The gluons are only one of the charge carriers, but they have charge, and they have colour, and they have ephemeral existence, and are created by borrowing energy (very briefly) from the space-time continuum. They are SO COOL! They’re elegant. And they’re dynamic. And they, themselves are in a constant dance. In fact, what the standard model of physics tells me is that change and communication are the fundamental characteristics of the universe. We are in one giant sub-atomic cosmic dance with the stars, the galaxies, the protons, and the gluons, the cats, the chickens, the mountains, and the oceans. The dance is what is fundamental. So, you see, I just can’t help myself. It’s the way I am.
If you want to see an animation of this, have a look at this BestofScience video . The voice-over is a little irritating, and I’m not sure what’s up with the robotic scientist narrators, but the gluon part starting at 5:50 has pretty pictures.
1. The scales I used to work on were so small that I once complained (in all seriousness), “This model sucks. My atoms are moving around by an entire angstrom.” Reality check: That is 1/10th of a nanometer, or 1/10,000,000,000 th of a meter.

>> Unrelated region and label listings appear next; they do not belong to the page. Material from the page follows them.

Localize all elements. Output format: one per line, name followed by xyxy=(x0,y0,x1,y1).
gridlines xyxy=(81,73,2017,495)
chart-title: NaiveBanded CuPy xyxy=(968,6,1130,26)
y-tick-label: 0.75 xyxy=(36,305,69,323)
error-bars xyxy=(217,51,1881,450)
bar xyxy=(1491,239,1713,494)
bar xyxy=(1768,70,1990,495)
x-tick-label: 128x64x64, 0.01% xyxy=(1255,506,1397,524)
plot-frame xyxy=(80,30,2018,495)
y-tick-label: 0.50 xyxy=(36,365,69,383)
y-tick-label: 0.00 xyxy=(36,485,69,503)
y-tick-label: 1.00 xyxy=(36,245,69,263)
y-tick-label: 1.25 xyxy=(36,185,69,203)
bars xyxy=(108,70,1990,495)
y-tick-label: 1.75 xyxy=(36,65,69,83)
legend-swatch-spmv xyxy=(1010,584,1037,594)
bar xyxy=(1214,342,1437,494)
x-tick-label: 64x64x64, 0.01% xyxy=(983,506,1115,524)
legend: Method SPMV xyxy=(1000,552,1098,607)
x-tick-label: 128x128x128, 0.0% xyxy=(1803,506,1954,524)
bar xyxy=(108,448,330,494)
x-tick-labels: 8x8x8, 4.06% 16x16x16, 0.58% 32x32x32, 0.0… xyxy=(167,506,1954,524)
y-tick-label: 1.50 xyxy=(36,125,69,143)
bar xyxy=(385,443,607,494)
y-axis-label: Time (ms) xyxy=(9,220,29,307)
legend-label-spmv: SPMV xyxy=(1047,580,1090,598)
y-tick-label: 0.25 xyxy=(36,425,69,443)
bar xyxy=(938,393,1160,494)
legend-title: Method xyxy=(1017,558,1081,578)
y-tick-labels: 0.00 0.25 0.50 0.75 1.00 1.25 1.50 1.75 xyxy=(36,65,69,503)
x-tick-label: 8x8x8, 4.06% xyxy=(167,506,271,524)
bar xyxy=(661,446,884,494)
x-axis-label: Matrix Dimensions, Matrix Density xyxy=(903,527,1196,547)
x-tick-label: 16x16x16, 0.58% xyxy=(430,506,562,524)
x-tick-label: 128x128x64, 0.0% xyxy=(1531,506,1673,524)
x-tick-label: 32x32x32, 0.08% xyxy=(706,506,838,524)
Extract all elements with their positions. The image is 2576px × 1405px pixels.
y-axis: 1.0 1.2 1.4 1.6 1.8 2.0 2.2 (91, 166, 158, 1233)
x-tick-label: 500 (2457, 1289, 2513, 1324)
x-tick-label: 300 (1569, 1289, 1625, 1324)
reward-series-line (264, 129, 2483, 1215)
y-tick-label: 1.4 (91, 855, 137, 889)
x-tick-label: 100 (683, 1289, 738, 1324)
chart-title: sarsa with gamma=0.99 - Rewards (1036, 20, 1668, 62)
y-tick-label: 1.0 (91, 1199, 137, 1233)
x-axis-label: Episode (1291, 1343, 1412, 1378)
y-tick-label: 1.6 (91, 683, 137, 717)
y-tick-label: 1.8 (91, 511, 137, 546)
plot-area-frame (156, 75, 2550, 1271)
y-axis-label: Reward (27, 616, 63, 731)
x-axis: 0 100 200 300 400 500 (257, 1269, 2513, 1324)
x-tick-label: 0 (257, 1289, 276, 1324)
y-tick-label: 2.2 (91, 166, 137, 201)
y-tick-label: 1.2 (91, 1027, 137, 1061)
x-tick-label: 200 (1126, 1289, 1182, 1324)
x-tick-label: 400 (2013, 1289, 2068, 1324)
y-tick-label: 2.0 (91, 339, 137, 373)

2. If you want a sweet song about the atoms and their classification, I can recommend They Might Be Giants song Meet The Elements. For older kids and adults, you might want to take a look at The Particle Adventure. I got my students to look at this as a pre-class activity. They had funding. It shows.
3. Also, most of them above Plutonium are only good for showing off how your particle collider is better than your colleague’s particle collider. I, myself, do not have a particle collider, so I may just have PC envy.
4. Don’t completely discount this approach, though. It’s a very good model for building electronics.
5. For our purposes, we are going to pretend that quarks only come in two “flavors”: up and down. There are four more, including the Strange one, but they are considered “exotic”. If you want more detail, check out the Particle Adventure.
6. I haven’t checked this calculation. I’m feeling lazy at the moment, and I’d like to get to gluons before I turn 40. And I still have to worry about Taekwondo, heteronormativity, and chickens in the chard, and that’s just today. Really, I’m just trying to explain why I was jumping up and down in class.